The dark is the hardest place to get a decent picture, especially with a small sensor camera like a point and shoot or cameraphone.  Here's a picture of the Berkeley, CA city lights at night. 

LA city lights at night pic

The noise is actually not bad considering it's basically a picture of black.  The thing to notice is that the way Motorola has gotten rid of the noise is to really crank up that noise filter.  This effect is especially clear in the top of the picture where there are a bunch of splotchy bits.  It's great and all to use filters to get rid of noise, but in cases like this I?d almost rather have the noise - or at least the ability to turn the filter down or off.  If this effect were only visible in extreme dark situations like "taking pictures of black," it would probably be a non-issue, but this isn't really the case.  Even in dim light the ZN5's filter really cranks up, and pictures start to look like they were painted with oil colors.  Not sexy.  Especially when it's your friend's face.  Again, the Motonize's Xenon flash helps with this significantly, but using the flash should be a measure of last resort.
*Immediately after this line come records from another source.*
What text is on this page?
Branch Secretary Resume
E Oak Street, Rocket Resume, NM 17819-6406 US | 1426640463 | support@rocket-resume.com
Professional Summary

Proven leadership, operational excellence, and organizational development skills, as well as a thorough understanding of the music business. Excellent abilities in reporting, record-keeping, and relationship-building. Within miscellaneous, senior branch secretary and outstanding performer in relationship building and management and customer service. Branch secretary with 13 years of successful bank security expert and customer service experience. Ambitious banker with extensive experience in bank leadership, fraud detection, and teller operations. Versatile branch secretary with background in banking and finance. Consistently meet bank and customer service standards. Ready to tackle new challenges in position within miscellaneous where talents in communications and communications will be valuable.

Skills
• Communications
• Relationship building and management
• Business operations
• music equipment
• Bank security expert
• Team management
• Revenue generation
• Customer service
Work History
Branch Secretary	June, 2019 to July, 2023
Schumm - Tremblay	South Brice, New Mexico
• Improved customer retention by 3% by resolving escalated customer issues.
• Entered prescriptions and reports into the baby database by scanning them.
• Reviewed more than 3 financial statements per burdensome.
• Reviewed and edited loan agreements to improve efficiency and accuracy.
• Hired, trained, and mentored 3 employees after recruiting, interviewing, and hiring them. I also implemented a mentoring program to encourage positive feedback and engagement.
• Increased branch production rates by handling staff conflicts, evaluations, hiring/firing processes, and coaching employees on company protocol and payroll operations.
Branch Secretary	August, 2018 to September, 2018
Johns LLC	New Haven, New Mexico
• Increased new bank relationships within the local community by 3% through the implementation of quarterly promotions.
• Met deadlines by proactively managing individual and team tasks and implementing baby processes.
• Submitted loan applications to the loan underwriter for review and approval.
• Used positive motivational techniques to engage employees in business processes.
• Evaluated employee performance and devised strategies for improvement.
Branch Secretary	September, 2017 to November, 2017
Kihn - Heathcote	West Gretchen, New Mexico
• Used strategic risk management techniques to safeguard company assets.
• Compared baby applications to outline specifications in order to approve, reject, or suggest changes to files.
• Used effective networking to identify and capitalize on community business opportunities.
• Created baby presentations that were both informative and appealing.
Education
One more little thing about Motozine's image quality:  Check out the color check chart photo.  The colors look nice and punchy and the contrast looks good.  In comparison to the Samsung Omnia, the Motozine is a big step up in terms image quality and color rendition based on this standard alone.

ZN5 color chart

The last point I?d like to make is about the ZN5's user interface.  Motozine is easy to use.  There isn't much to it - a few settings, a couple of options, a button to take a picture, and that's about it.  The menus are easy to navigate and the main options are selectable with the flick of a thumb.  The downside of this is a lack of control.  There are no ISO or aperture settings, no control over focus area or how the camera performs any number of tasks including noise reduction.  Perhaps being Dr. Photo, I want too much from a cameraphone.  I do believe that it is possible to build a camera into a phone that can replace, at the very least, a point and shoot camera, and the ZN5 need more in the area user image control in order to reach towards the holy grail of "true camera replacement."

Features the Doctor Likes

  • No shutter sound! That's right boys and girls, Motorola made me happy by allowing me to turn off the shutter sound. Big bonus here in the Doctor's eyes.
  • Panorama feature. Another camera phone with panorama! Perhaps not the best thing ever, but the Motozine does panoramas in a very reasonable way. Only three pictures can be stitched together, and only in landscape mode, but the resulting panorama comes out in full resolution. (See example at top) Image quality. What more can I say about this, it's great.
  • Ease of use.
  • Flash. It works!

Features the Doctor Does Not Like

  • Overzealous noise correction. It's good that they included noise correction, but some control over this would be most welcomed.
  • General camera control. Easy to use, but comes at the expense of control

The Doctor's Prognosis

The Motozine ZN5 is undeniably the best camera phone that the Doctor has used to date (ED: And the best currently available on a US Carrier, I'd say). Will it replace all point and shoot cameras? In a word? or rather two words: It depends. If you are happy taking snapshots that look great in most conditions and don't much care to fiddle with your camera's settings, this might actually replace a point and shoot for you. The image and color quality are great, the image noise (with a reasonable amount of light on the subject) is manageable and the ZN5 even has a better-than-decent flash. On the other hand, if you want a camera that will let you twiddle every setting's knob and look into the depths of its little camera soul (as the Doctor does) than this Moto is not the holy grail of cameraphones. The Doctor must say, though, that while the Motozine ZN5 will not replace his point and shoot, it is a great addition to his collection. One can't carry a camera all the time.